Skylight was bred by the Gloucestershire-based Swiss rider and judge Christian Landolt. By Jumbo, she was out of the Mayhill mare Kiwi Girl and owned by Christopher Jenkin for much of her competitive career.
She started eventing with Britain-based French rider Leonard Goerens, who competed her up to two-star level. She joined Georgie in 2008 and the pair won on their first run together, an open novice at Stilemans. They were part of the gold medal-winning British team and finished 14th individually at the young rider Europeans at Kreuth that season.
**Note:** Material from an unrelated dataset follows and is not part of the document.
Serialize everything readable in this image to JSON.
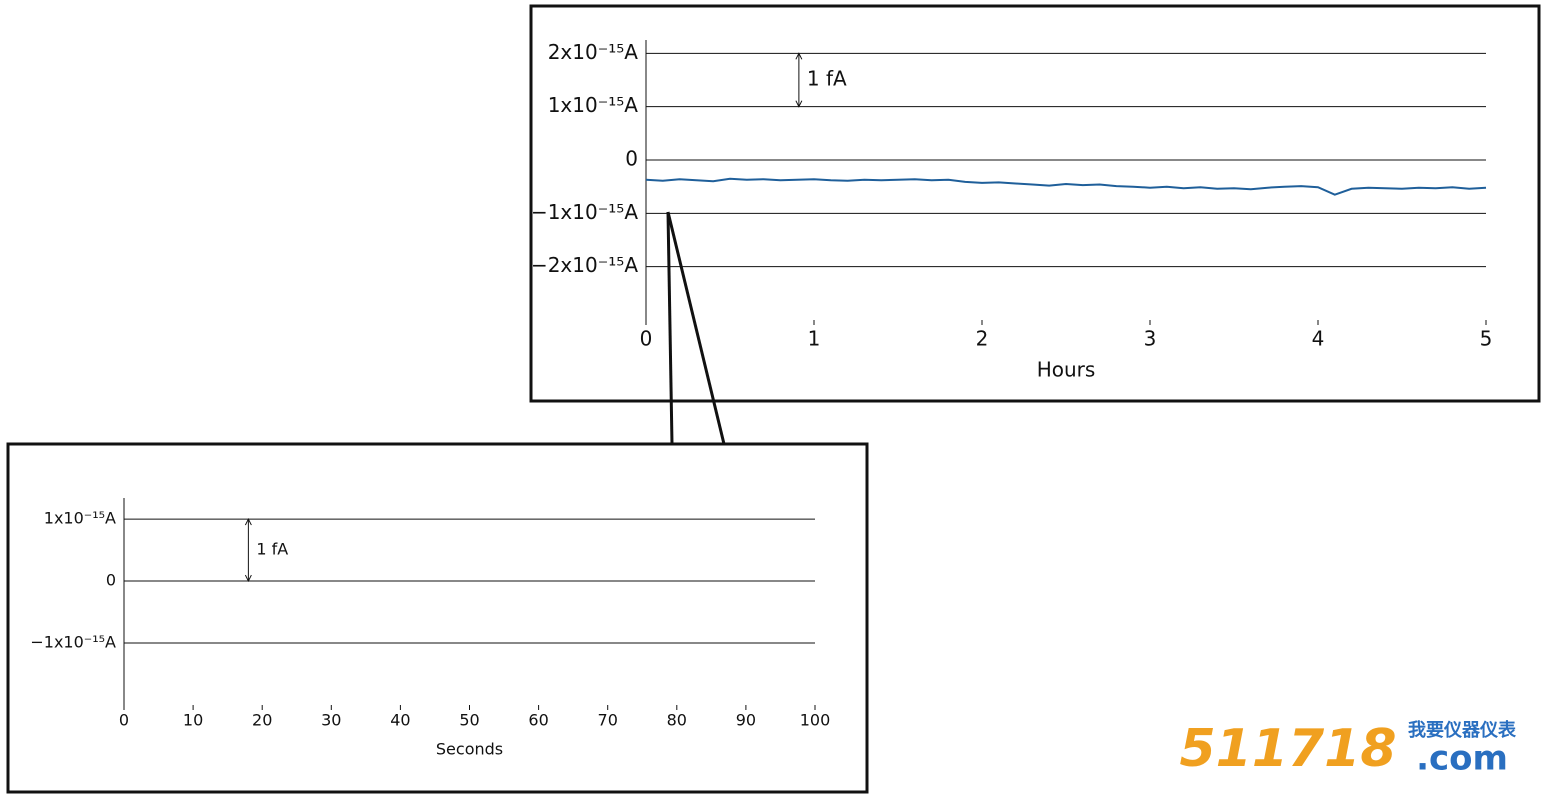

The following year the pair were fourth in the CIC3* at Burnham Market, fifth in the under-25 CCI3* at Bramham and 15th at the young rider Europeans at Waregem, competing as individuals this time.
After one more season with Georgie, Skylight spent 2010 with junior Jonny Betteridge, winning an open novice under-18 qualifier at Purston Manor. She then spent three more years with another under-18, Amelia Walker, competing at BE100 and open novice under-18 level.
Skylight was a grade one elite mare with British Eventing (BE), with 298 BE points, and is the third highest ranked mare by Jumbo, after Headley Britannia and Allercombe Ellie.
“She retired last year from eventing and came to live out her years with me as a broodmare on Exmoor with my other advanced mare Highley Sprung,” said Catherine Rye. “Sadly she didn’t live to pass on her amazing legacy — mares like this come along once in a decade.”